Bone marrow stem cells are non-endodermal cells with no immediate relationship to putative pancreatic stem cells that are resident in tissues of endodermal origin or developmental neuro-endocrine stem cells derived from the endoderm. Alternatively, stem cells in bone marrow may be derived from sites of endodermal origin. Regardless of their germ layer of origin, these cells represent multi-potent cells mediated by circulating signals, and can be recruited to neuro-endocrine compartments of the pancreas. Once homing of these cells to pancreatic islets has occurred, local cell-cell interaction as well as paracrine factors may initiate differentiation.

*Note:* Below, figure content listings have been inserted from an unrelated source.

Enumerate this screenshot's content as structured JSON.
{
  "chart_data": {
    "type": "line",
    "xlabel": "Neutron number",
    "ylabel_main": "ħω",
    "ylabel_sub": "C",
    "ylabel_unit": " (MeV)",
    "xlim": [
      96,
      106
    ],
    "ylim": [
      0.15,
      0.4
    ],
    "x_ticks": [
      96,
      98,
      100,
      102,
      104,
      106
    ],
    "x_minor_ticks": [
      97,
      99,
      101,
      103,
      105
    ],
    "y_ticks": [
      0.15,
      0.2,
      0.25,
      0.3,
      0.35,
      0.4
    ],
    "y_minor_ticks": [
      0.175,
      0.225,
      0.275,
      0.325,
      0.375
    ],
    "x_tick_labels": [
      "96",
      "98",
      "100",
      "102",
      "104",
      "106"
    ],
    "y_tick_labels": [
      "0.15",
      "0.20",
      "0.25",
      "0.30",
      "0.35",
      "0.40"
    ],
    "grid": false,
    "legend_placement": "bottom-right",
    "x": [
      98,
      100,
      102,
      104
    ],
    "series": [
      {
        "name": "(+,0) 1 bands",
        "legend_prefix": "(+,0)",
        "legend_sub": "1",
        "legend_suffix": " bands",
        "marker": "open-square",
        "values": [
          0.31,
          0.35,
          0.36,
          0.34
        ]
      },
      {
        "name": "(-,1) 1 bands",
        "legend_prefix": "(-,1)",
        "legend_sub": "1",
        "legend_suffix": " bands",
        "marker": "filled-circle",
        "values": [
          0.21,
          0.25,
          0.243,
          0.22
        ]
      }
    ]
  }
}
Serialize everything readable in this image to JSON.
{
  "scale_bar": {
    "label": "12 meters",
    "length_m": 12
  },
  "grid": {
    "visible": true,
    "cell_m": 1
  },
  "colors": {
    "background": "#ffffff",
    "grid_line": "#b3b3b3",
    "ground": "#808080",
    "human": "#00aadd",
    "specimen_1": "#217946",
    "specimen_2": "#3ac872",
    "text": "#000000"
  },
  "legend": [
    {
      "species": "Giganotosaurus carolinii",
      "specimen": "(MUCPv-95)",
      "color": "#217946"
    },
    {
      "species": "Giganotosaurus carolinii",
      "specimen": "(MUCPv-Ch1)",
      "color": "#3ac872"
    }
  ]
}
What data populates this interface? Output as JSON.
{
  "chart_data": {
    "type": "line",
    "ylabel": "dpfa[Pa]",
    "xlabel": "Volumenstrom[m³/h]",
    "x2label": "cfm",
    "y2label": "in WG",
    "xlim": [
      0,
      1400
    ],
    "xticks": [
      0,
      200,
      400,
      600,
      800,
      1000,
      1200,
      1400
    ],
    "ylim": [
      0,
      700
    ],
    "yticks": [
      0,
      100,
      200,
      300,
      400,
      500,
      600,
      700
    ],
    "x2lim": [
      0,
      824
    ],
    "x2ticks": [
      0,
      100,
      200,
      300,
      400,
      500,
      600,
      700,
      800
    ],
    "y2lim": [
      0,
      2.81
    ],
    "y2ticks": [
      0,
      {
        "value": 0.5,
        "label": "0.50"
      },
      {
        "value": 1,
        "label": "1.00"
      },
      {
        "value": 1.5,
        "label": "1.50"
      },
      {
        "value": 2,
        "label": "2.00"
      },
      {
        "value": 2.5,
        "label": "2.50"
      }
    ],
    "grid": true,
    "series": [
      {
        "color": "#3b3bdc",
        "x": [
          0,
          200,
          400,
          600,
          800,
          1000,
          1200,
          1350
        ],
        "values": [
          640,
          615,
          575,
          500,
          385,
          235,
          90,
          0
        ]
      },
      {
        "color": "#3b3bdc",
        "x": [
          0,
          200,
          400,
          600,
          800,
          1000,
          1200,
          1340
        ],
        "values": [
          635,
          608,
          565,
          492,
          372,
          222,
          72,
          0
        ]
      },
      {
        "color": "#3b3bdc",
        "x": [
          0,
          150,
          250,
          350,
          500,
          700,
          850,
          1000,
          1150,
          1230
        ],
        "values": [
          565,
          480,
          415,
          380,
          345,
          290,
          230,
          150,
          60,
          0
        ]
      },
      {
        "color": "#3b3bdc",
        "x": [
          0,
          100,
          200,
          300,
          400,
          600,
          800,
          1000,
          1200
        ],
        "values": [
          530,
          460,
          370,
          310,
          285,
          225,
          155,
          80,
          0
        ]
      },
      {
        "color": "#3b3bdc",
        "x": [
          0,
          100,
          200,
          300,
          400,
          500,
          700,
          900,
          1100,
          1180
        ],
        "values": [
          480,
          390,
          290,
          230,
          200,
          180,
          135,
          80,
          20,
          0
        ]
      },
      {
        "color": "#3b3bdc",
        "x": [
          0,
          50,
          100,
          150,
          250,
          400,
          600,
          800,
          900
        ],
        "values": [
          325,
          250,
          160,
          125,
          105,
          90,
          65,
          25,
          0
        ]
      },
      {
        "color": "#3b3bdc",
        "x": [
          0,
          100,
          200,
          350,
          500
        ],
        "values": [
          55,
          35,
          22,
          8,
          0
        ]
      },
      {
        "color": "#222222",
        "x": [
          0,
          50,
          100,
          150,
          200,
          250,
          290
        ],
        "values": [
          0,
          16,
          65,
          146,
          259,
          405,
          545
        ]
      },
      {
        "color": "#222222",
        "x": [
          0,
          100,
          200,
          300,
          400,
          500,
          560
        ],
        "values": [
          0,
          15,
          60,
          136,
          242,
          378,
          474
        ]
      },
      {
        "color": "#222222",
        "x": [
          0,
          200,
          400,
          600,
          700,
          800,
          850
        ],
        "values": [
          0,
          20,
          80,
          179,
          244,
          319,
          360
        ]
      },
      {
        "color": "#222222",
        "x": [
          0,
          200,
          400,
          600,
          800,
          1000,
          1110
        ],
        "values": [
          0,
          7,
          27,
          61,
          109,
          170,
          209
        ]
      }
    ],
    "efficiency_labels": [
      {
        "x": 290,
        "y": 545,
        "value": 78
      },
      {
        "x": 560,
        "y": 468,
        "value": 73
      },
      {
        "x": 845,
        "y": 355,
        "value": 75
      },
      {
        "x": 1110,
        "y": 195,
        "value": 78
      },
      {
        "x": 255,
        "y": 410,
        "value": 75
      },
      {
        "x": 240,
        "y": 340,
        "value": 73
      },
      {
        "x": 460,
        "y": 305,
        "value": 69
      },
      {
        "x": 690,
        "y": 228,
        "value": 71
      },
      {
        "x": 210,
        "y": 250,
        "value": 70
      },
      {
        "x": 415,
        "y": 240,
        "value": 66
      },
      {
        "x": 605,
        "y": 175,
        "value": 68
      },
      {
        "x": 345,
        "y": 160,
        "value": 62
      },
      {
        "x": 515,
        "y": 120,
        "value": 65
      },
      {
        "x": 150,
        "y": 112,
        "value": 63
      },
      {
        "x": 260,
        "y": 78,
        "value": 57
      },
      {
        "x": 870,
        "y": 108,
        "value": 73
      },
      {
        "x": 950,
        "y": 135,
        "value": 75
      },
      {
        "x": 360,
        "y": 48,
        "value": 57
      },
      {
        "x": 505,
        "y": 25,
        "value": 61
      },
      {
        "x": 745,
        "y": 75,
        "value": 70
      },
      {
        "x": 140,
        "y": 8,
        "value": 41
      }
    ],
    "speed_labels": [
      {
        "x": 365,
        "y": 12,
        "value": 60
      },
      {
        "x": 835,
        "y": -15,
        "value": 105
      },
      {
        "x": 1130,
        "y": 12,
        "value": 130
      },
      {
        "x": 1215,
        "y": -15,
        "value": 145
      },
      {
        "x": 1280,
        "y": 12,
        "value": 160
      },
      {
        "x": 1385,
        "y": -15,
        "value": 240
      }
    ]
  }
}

There was an argument[31] that Islet-like cells differentiated from ESC were falsely insulin positive from insulin-uptake. These insulin-positive cells which do not transcript insulin mRNA, are TUNEL +. Bone marrow cells could also fuse with other cells and adopt the phenotypes of these cells[32,33]. However, cell differentiation in our report was not the case. Islet cells expressed insulin at both mRNA and protein levels, the excreting insulin level was far more higher than that in culture media and that of pre-differentiated cells. Further more, these MSCs-derived cells could down-regulate glucose level in diabetic rats.

In conclusion, MSCs can differentiate into functional pancreatic islet-like cells in vitro. If human MSCs, especially MSCs from diabetes patients themselves can be isolated, proliferated, differentiated into functional pancreatic islet-like cells, and transplanted back into their donors (autologous transplantation), their high proliferation potency and rejection avoidance will provide one promising therapy for diabetes.